Here are some growth stocks that have recent positive catalysts. All three companies are managed well, which drives their stocks to outperform over the long-term. They all have a tendency to grow earnings at above average rates, which drives the stock’s outperformance.
The Lower-Priced iPhone SE
Apple (AAPL) will expand its user base with the 4 inch SE model iPhone. It’s not that fans of the 6S and the 6S Plus will want to convert to the new SE model. However, owners of the iPhone 5S who prefer a 4 inch phone may be interested in the SE model for its improved 12MP camera and more powerful features (A9 chip, Apple Pay, stronger battery life, etc). My take is that the lower cost of the SE ($399 as compared to $650 for an iPhone 6S with 16GB) will also broaden Apple’s customer base. The lower cost of the SE is likely to attract new customers to Apple who wouldn’t have bought an iPhone at the higher price points.
The lower cost SE is a good product for the India and China markets. China has a number of low-cost smartphone producers such as Xiaomi, Huawei, and Meizu. The lower-priced SE model will compete with the lower-priced competitors in China. More people in China are likely to consider the SE with its lower price as compared to Apple’s previous models. Apple is an aspirational brand in China.

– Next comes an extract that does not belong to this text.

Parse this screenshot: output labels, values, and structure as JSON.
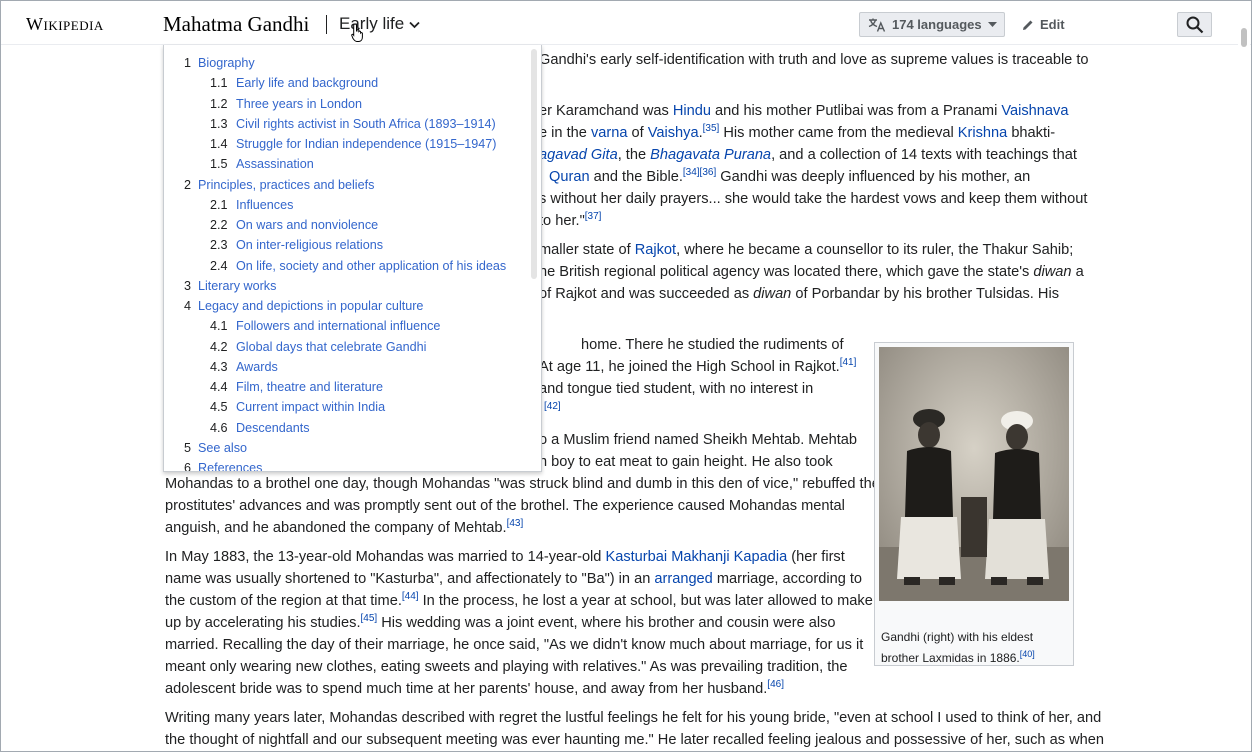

Therefore, more China consumers are likely to aspire to own an SE model since it is more affordable.
The SE model is likely to sell well in India because of its powerful features and reasonable price. India is an emerging market where its citizens earn less on average than in more developed countries, so a lower cost iPhone makes sense. Apple is an aspirational brand in India as well. Therefore, if Apple can capture the top 2% of earners out of India’s population of over 1.2 billion, then that will represent sales of 24 million iPhones. That won’t happen all at once, but it illustrates the sales potential with a small percentage of the population in India.